Une nouvelle question d’une parlementaire sur les difficultés de l’inclusion dans nos écoles est parue au Journal Officiel, elle est parue le 27 février 2024.

La voici.

“Mme Chantal Jourdan appelle l’attention de Mme la ministre de l’éducation nationale et de la jeunesse sur les alertes de la communauté éducative ainsi que des parents d’élèves concernant la réalité de l’inclusion des élèves en situation de handicap à l’école.

Elle souhaite tout d’abord redire son attachement à l’objectif indispensable de permettre à chaque enfant porteur de handicap de trouver sa place dans la société et donc en milieu scolaire dit «ordinaire».

Cela doit se traduire par une véritable politique inclusive, bénéfique pour tous les enfants, pour le vivre ensemble et l’égalité des chances. Tout doit être mis en œuvre pour que cette inclusion se fasse dans la préservation du bien-être des enfants en situation de handicap.

Or sur le terrain, ce n’est pas toujours ce que l’on peut constater. Cela est dû en très grande partie à un manque de moyens humains et financiers. En effet, les politiques inclusives des dernières années n’ont pas été accompagnées de budgets suffisants, de créations de postes et de formations nécessaires.

Tout d’abord, l’accompagnement des enfants est souvent défaillant par manque de professionnels tels que les infirmiers, psychologues et assistants sociaux qui doivent être des interlocuteurs privilégiés pour les familles et les enseignants.

En conséquence, de nombreux enfants se trouvent sans solution adaptée à leur situation. A l’école, pour réussir l’inclusion, le rôle des accompagnants des élèves en situation de handicap (AESH) est primordial.

Malheureusement, ce métier reste très peu attractif au regard des salaires, des conditions de travail et de la formation insuffisante. Certains enfants sont privés des accompagnements nécessaires. In fine, les enseignants se retrouvent bien souvent seuls face à des enfants présentant des signes de souffrance qu’ils ne peuvent soulager et qui altèrent la bonne qualité des relations attendues dans une vie de classe.
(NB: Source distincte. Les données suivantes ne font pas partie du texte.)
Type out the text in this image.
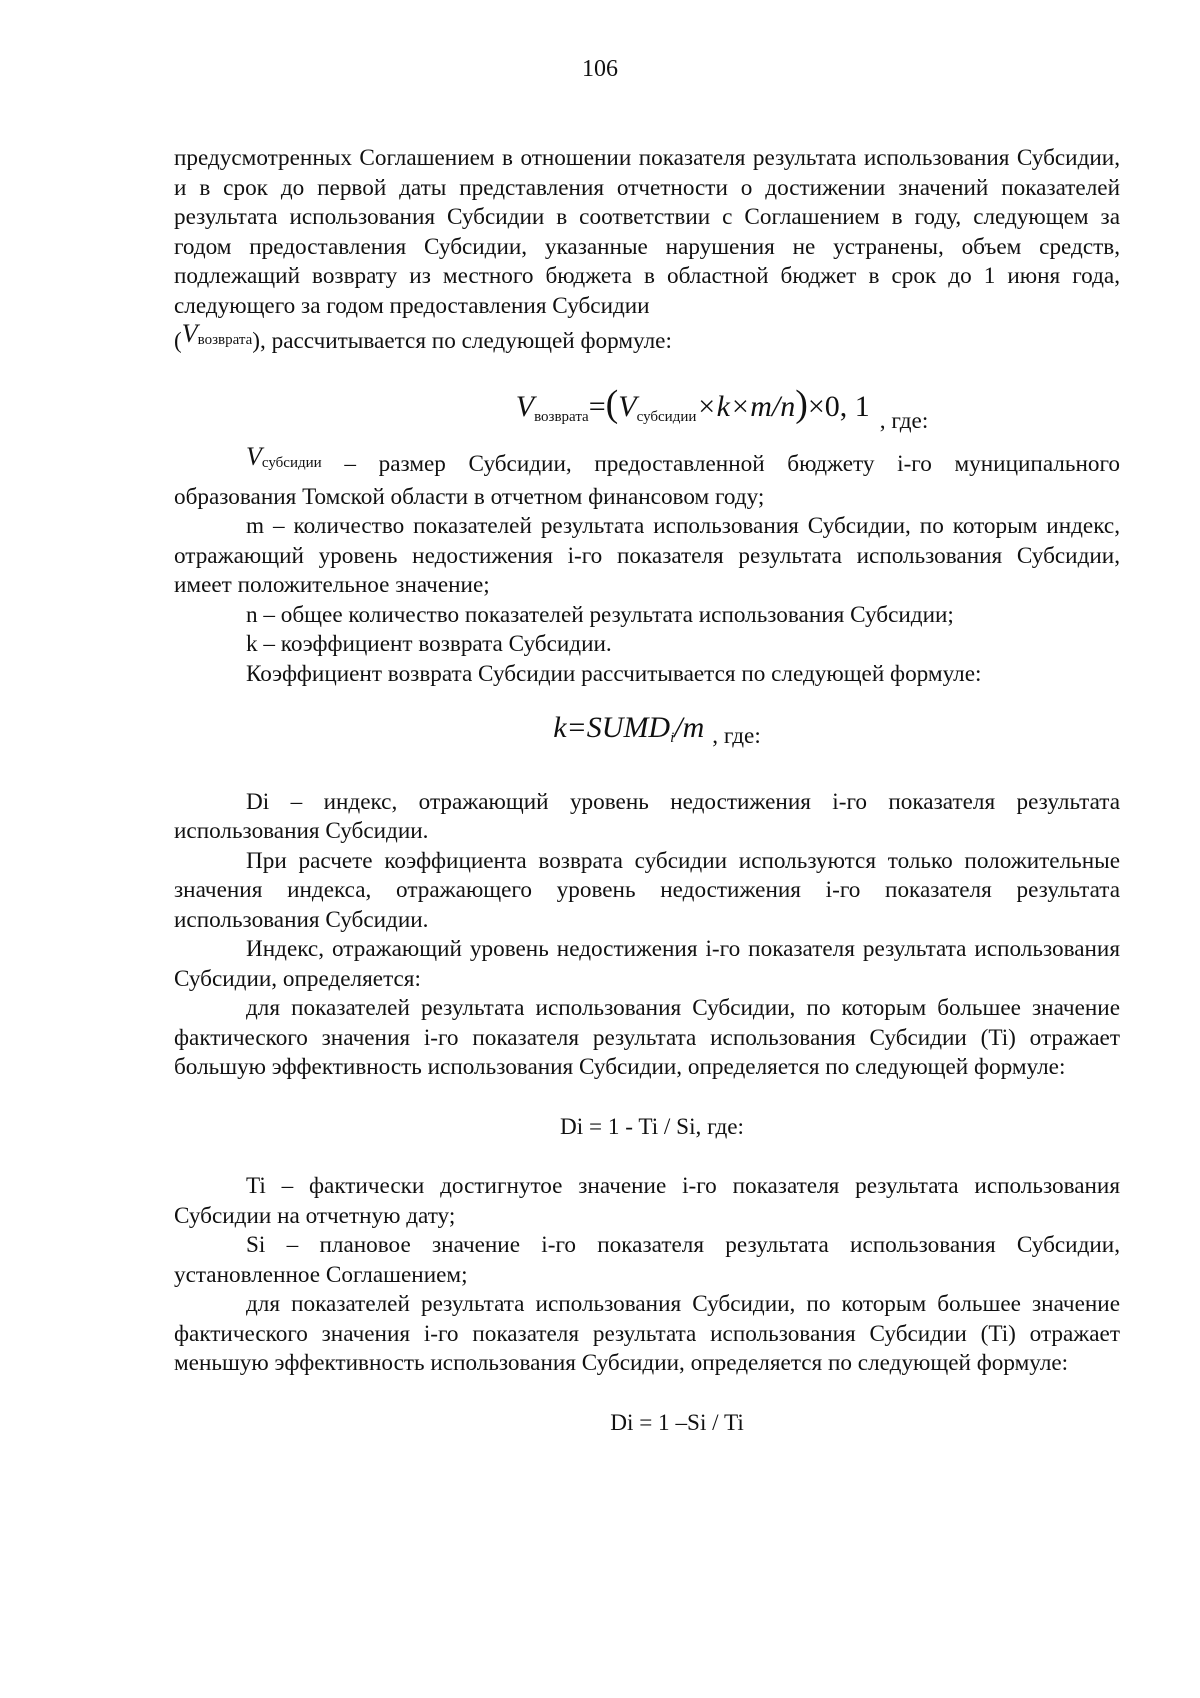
106

предусмотренных Соглашением в отношении показателя результата использования Субсидии, и в срок до первой даты представления отчетности о достижении значений показателей результата использования Субсидии в соответствии с Соглашением в году, следующем за годом предоставления Субсидии, указанные нарушения не устранены, объем средств, подлежащий возврату из местного бюджета в областной бюджет в срок до 1 июня года, следующего за годом предоставления Субсидии

(Vвозврата), рассчитывается по следующей формуле:

$V_{возврата}=(V_{субсидии}\times k\times m/n)\times 0$, 1 , где:

Vсубсидии – размер Субсидии, предоставленной бюджету i-го муниципального образования Томской области в отчетном финансовом году;

m – количество показателей результата использования Субсидии, по которым индекс, отражающий уровень недостижения i-го показателя результата использования Субсидии, имеет положительное значение;

n – общее количество показателей результата использования Субсидии;

k – коэффициент возврата Субсидии.

Коэффициент возврата Субсидии рассчитывается по следующей формуле:

$k=SUMD_i/m$ , где:

Di – индекс, отражающий уровень недостижения i-го показателя результата использования Субсидии.

При расчете коэффициента возврата субсидии используются только положительные значения индекса, отражающего уровень недостижения i-го показателя результата использования Субсидии.

Индекс, отражающий уровень недостижения i-го показателя результата использования Субсидии, определяется:

для показателей результата использования Субсидии, по которым большее значение фактического значения i-го показателя результата использования Субсидии (Ti) отражает большую эффективность использования Субсидии, определяется по следующей формуле:

Di = 1 - Ti / Si, где:

Ti – фактически достигнутое значение i-го показателя результата использования Субсидии на отчетную дату;

Si – плановое значение i-го показателя результата использования Субсидии, установленное Соглашением;

для показателей результата использования Субсидии, по которым большее значение фактического значения i-го показателя результата использования Субсидии (Ti) отражает меньшую эффективность использования Субсидии, определяется по следующей формуле:

Di = 1 –Si / Ti
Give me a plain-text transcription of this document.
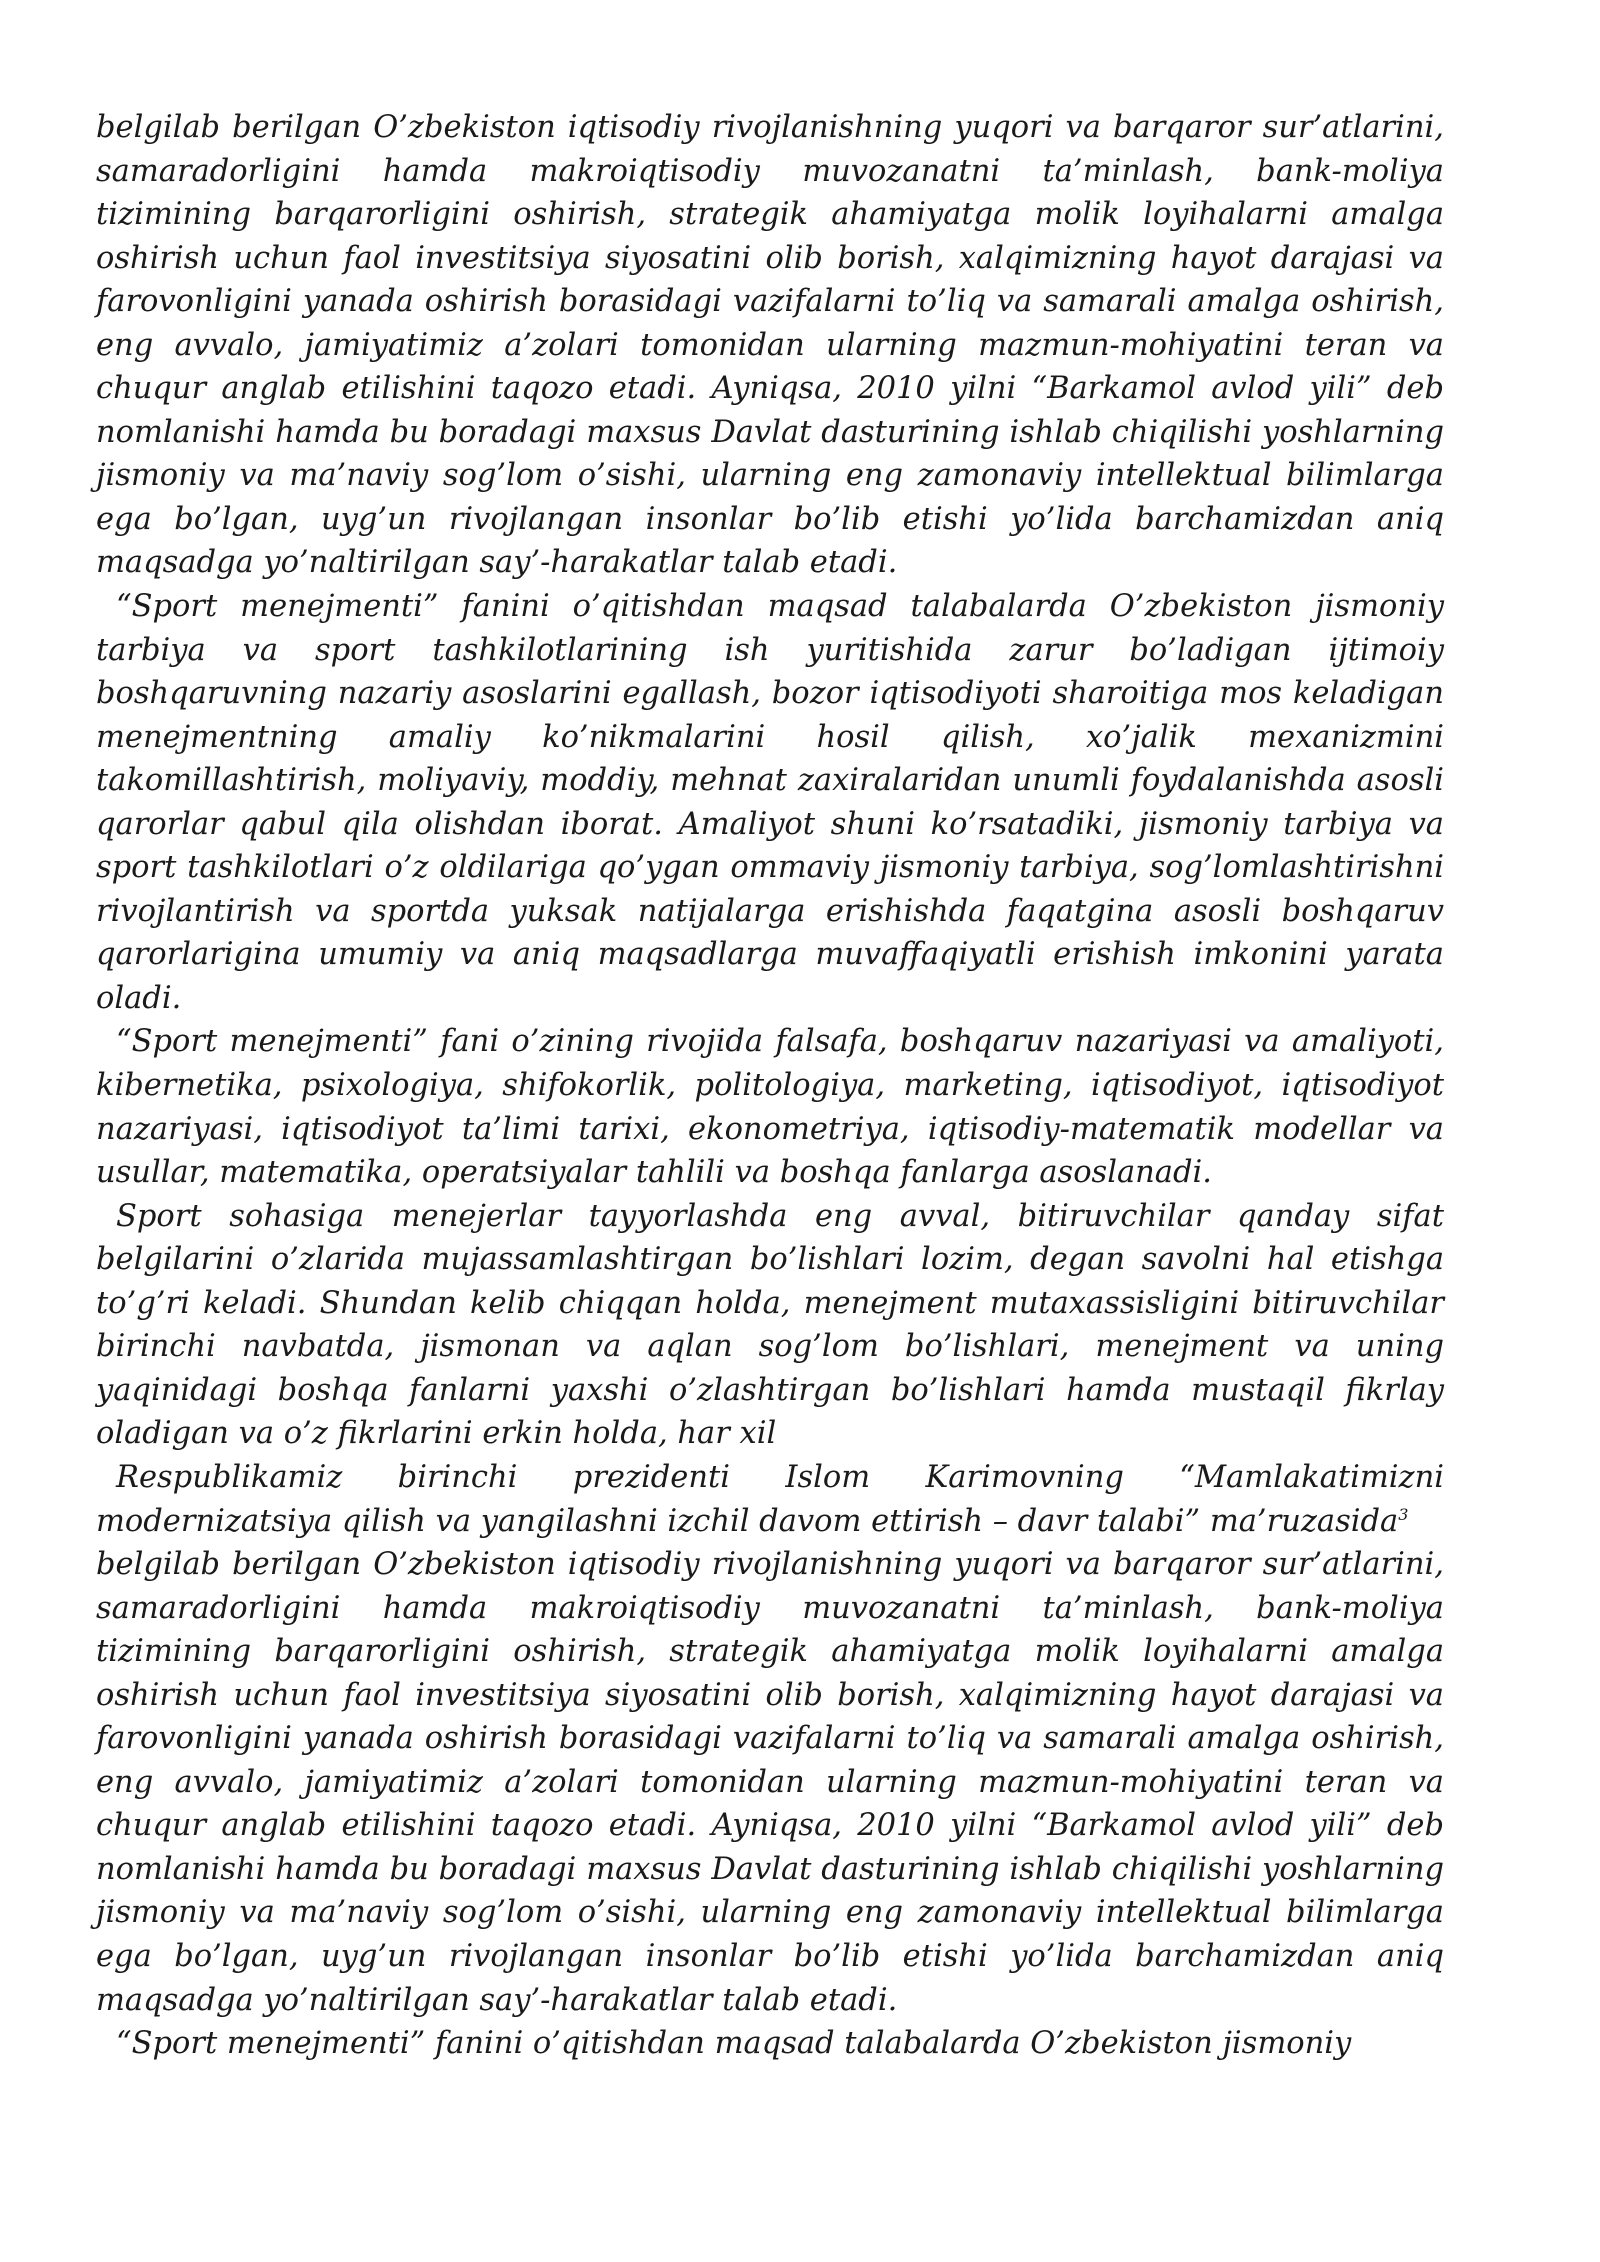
belgilab berilgan O’zbekiston iqtisodiy rivojlanishning yuqori va barqaror sur’atlarini, samaradorligini hamda makroiqtisodiy muvozanatni ta’minlash, bank-moliya tizimining barqarorligini oshirish, strategik ahamiyatga molik loyihalarni amalga oshirish uchun faol investitsiya siyosatini olib borish, xalqimizning hayot darajasi va farovonligini yanada oshirish borasidagi vazifalarni to’liq va samarali amalga oshirish, eng avvalo, jamiyatimiz a’zolari tomonidan ularning mazmun-mohiyatini teran va chuqur anglab etilishini taqozo etadi. Ayniqsa, 2010 yilni “Barkamol avlod yili” deb nomlanishi hamda bu boradagi maxsus Davlat dasturining ishlab chiqilishi yoshlarning jismoniy va ma’naviy sog’lom o’sishi, ularning eng zamonaviy intellektual bilimlarga ega bo’lgan, uyg’un rivojlangan insonlar bo’lib etishi yo’lida barchamizdan aniq maqsadga yo’naltirilgan say’-harakatlar talab etadi.

“Sport menejmenti” fanini o’qitishdan maqsad talabalarda O’zbekiston jismoniy tarbiya va sport tashkilotlarining ish yuritishida zarur bo’ladigan ijtimoiy boshqaruvning nazariy asoslarini egallash, bozor iqtisodiyoti sharoitiga mos keladigan menejmentning amaliy ko’nikmalarini hosil qilish, xo’jalik mexanizmini takomillashtirish, moliyaviy, moddiy, mehnat zaxiralaridan unumli foydalanishda asosli qarorlar qabul qila olishdan iborat. Amaliyot shuni ko’rsatadiki, jismoniy tarbiya va sport tashkilotlari o’z oldilariga qo’ygan ommaviy jismoniy tarbiya, sog’lomlashtirishni rivojlantirish va sportda yuksak natijalarga erishishda faqatgina asosli boshqaruv qarorlarigina umumiy va aniq maqsadlarga muvaffaqiyatli erishish imkonini yarata oladi.

“Sport menejmenti” fani o’zining rivojida falsafa, boshqaruv nazariyasi va amaliyoti, kibernetika, psixologiya, shifokorlik, politologiya, marketing, iqtisodiyot, iqtisodiyot nazariyasi, iqtisodiyot ta’limi tarixi, ekonometriya, iqtisodiy-matematik modellar va usullar, matematika, operatsiyalar tahlili va boshqa fanlarga asoslanadi.

Sport sohasiga menejerlar tayyorlashda eng avval, bitiruvchilar qanday sifat belgilarini o’zlarida mujassamlashtirgan bo’lishlari lozim, degan savolni hal etishga to’g’ri keladi. Shundan kelib chiqqan holda, menejment mutaxassisligini bitiruvchilar birinchi navbatda, jismonan va aqlan sog’lom bo’lishlari, menejment va uning yaqinidagi boshqa fanlarni yaxshi o’zlashtirgan bo’lishlari hamda mustaqil fikrlay oladigan va o’z fikrlarini erkin holda, har xil

Respublikamiz birinchi prezidenti Islom Karimovning “Mamlakatimizni modernizatsiya qilish va yangilashni izchil davom ettirish – davr talabi” ma’ruzasida$^3$

belgilab berilgan O’zbekiston iqtisodiy rivojlanishning yuqori va barqaror sur’atlarini, samaradorligini hamda makroiqtisodiy muvozanatni ta’minlash, bank-moliya tizimining barqarorligini oshirish, strategik ahamiyatga molik loyihalarni amalga oshirish uchun faol investitsiya siyosatini olib borish, xalqimizning hayot darajasi va farovonligini yanada oshirish borasidagi vazifalarni to’liq va samarali amalga oshirish, eng avvalo, jamiyatimiz a’zolari tomonidan ularning mazmun-mohiyatini teran va chuqur anglab etilishini taqozo etadi. Ayniqsa, 2010 yilni “Barkamol avlod yili” deb nomlanishi hamda bu boradagi maxsus Davlat dasturining ishlab chiqilishi yoshlarning jismoniy va ma’naviy sog’lom o’sishi, ularning eng zamonaviy intellektual bilimlarga ega bo’lgan, uyg’un rivojlangan insonlar bo’lib etishi yo’lida barchamizdan aniq maqsadga yo’naltirilgan say’-harakatlar talab etadi.

“Sport menejmenti” fanini o’qitishdan maqsad talabalarda O’zbekiston jismoniy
Dans un contexte où les conditions d’enseignement sont déjà de plus en plus difficiles, avec des effectifs encore trop importants, des remplacements non assurés, des problématiques annexes qui viennent s’ajouter à la charge de travail des enseignants, l’inclusion des enfants porteurs de handicap perd son objectif premier.

Malgré la volonté des professeurs d’adapter leurs enseignements à destination de tous, ils se retrouvent démunis face à certains troubles. Il est évident que la formation des enseignants et la présence de professionnels qualifiés à leurs côtés doivent être renforcées.

Par ailleurs, alors que la loi l’oblige, il est avéré les enfants relevant de dispositifs spécialisés ne sont pas comptabilisés dans les effectifs des classes au moment de la carte scolaire et des dotations horaires globales. Ils rejoignent alors des classes surchargées dans lesquelles l’accueil ne peut être optimal. Cela est absolument anormal.

Dans ce contexte, la mise en place des groupes de niveau au collège risque de renforcer l’ensemble de ces problématiques, d’ajouter de la stigmatisation et d’affaiblir les effets positifs de l’inclusion pour les enfants en situation de handicap et pour le vivre ensemble.

Aussi, elle souhaiterait savoir ce que le Gouvernement compte faire, en urgence et sur le long terme, pour permettre au système d’inclusion en milieu scolaire de retrouver toute sa pertinence et ses bénéfices.”